Tipp 4: Weg mit den Gadgets

Wer die Sportuhr erst zu Weihnachten bekommt, kann aufatmen: „Jetzt ist die Zeit, um die Geräte auch mal zu Hause zu lassen und nach Gefühl zu trainieren“, sagt Michael Krell. Im Winter wird noch unspezifisch trainiert, optimal, um das Körpergefühl zu schulen und einfach Spaß zu haben.

Auch ein Smarttrainer muss nicht unbedingt sein, um über den Winter zu kommen. Wer die Investition scheut, dem genügen eine normale Rolle oder gute Winterradklamotten: „Es lohnt sich, in gute Radschuhe und -handschuhe zu investieren“, weiß der Triathlontrainer – und in ein gutes Stecklicht.

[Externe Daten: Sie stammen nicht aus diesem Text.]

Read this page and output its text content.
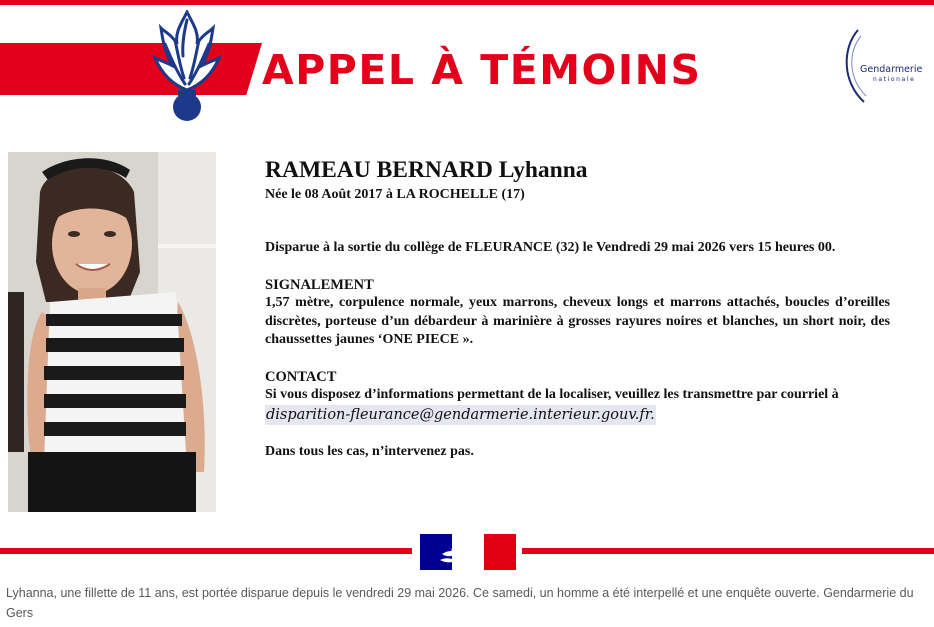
APPEL À TÉMOINS	Gendarmerie
nationale
RAMEAU BERNARD Lyhanna
Née le 08 Août 2017 à LA ROCHELLE (17)
Disparue à la sortie du collège de FLEURANCE (32) le Vendredi 29 mai 2026 vers 15 heures 00.
SIGNALEMENT
1,57 mètre, corpulence normale, yeux marrons, cheveux longs et marrons attachés, boucles d’oreilles discrètes, porteuse d’un débardeur à marinière à grosses rayures noires et blanches, un short noir, des chaussettes jaunes ‘ONE PIECE ».
CONTACT
Si vous disposez d’informations permettant de la localiser, veuillez les transmettre par courriel à
disparition-fleurance@gendarmerie.interieur.gouv.fr.
Dans tous les cas, n’intervenez pas.
Lyhanna, une fillette de 11 ans, est portée disparue depuis le vendredi 29 mai 2026. Ce samedi, un homme a été interpellé et une enquête ouverte. Gendarmerie du Gers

Tipp 5: Mit Heißgetränk ab auf die Couch

Regeneration ist immer wichtig. Auch im Frühjahr oder Sommer. Im Winter besteht aber die Besonderheit, dass das Temperaturgefälle zwischen drinnen und draußen oft ziemlich groß ist.

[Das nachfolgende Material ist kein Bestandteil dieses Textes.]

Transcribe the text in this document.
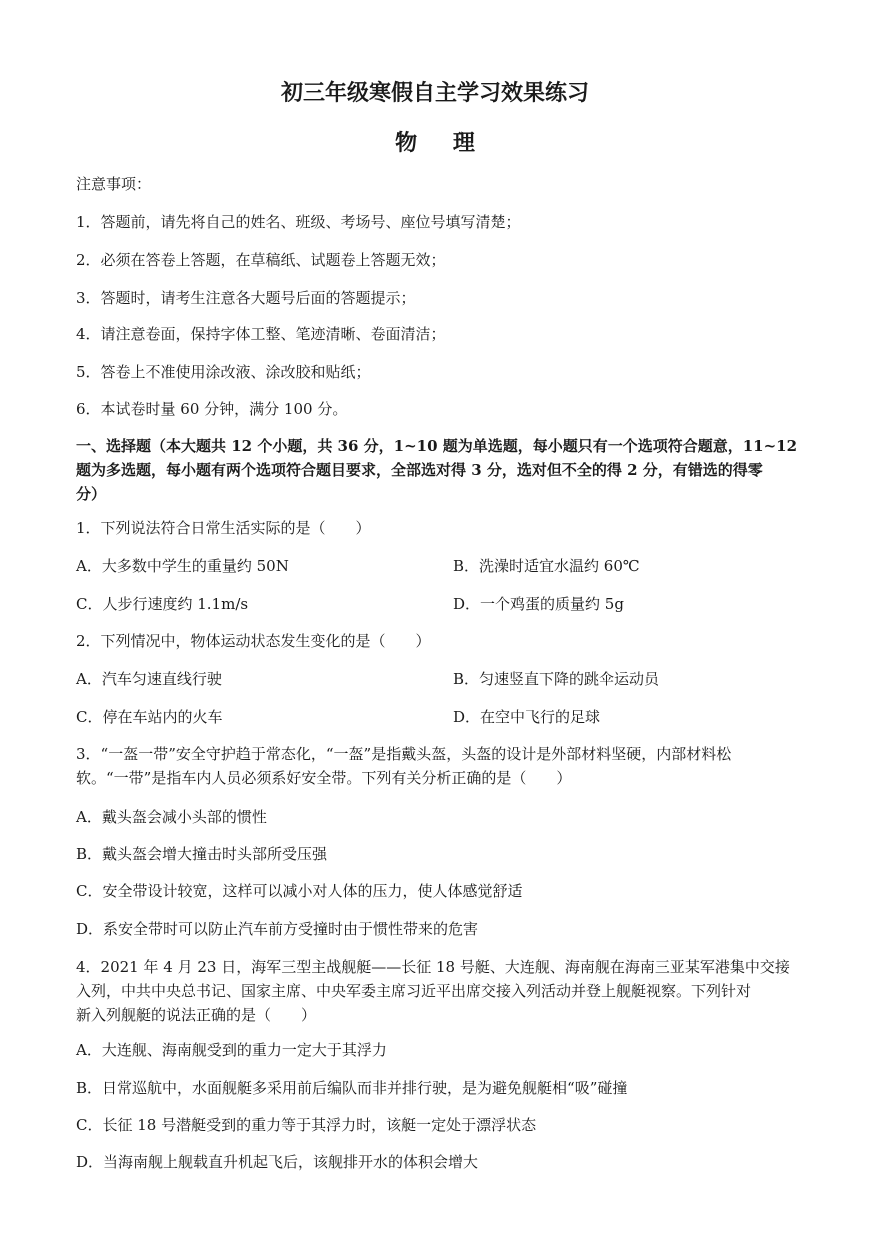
初三年级寒假自主学习效果练习
物 理
注意事项：
1．答题前，请先将自己的姓名、班级、考场号、座位号填写清楚；
2．必须在答卷上答题，在草稿纸、试题卷上答题无效；
3．答题时，请考生注意各大题号后面的答题提示；
4．请注意卷面，保持字体工整、笔迹清晰、卷面清洁；
5．答卷上不准使用涂改液、涂改胶和贴纸；
6．本试卷时量 60 分钟，满分 100 分。
一、选择题（本大题共 12 个小题，共 36 分，1~10 题为单选题，每小题只有一个选项符合题意，11~12
题为多选题，每小题有两个选项符合题目要求，全部选对得 3 分，选对但不全的得 2 分，有错选的得零
分）
1．下列说法符合日常生活实际的是（　　）
A．大多数中学生的重量约 50N	B．洗澡时适宜水温约 60℃
C．人步行速度约 1.1m/s	D．一个鸡蛋的质量约 5g
2．下列情况中，物体运动状态发生变化的是（　　）
A．汽车匀速直线行驶	B．匀速竖直下降的跳伞运动员
C．停在车站内的火车	D．在空中飞行的足球
3．“一盔一带”安全守护趋于常态化，“一盔”是指戴头盔，头盔的设计是外部材料坚硬，内部材料松
软。“一带”是指车内人员必须系好安全带。下列有关分析正确的是（　　）
A．戴头盔会减小头部的惯性
B．戴头盔会增大撞击时头部所受压强
C．安全带设计较宽，这样可以减小对人体的压力，使人体感觉舒适
D．系安全带时可以防止汽车前方受撞时由于惯性带来的危害
4．2021 年 4 月 23 日，海军三型主战舰艇——长征 18 号艇、大连舰、海南舰在海南三亚某军港集中交接
入列，中共中央总书记、国家主席、中央军委主席习近平出席交接入列活动并登上舰艇视察。下列针对
新入列舰艇的说法正确的是（　　）
A．大连舰、海南舰受到的重力一定大于其浮力
B．日常巡航中，水面舰艇多采用前后编队而非并排行驶，是为避免舰艇相“吸”碰撞
C．长征 18 号潜艇受到的重力等于其浮力时，该艇一定处于漂浮状态
D．当海南舰上舰载直升机起飞后，该舰排开水的体积会增大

Die Regeneration beginnt deshalb quasi mit dem Heimkommen nach einer Einheit: „In den Wintermonaten ist es besonders wichtig, nach dem Training schnell zu duschen und sich umzuziehen. Sonst kühlt man aus und wird eher krank“, empfiehlt Michael Krell, der außerdem heiße Getränke für einen guten After-Workout-Drink hält, denn „die sind gut für den Hals und machen warm.“

Der Rest der Regeneration geht dann oft ganz von allein. Denn was gibt es Schöneres, als nach dem Training mit einem heißen Tee oder Kakao auf der Couch zu sitzen und der Weihnachtspyramide beim Rotieren zuzuschauen?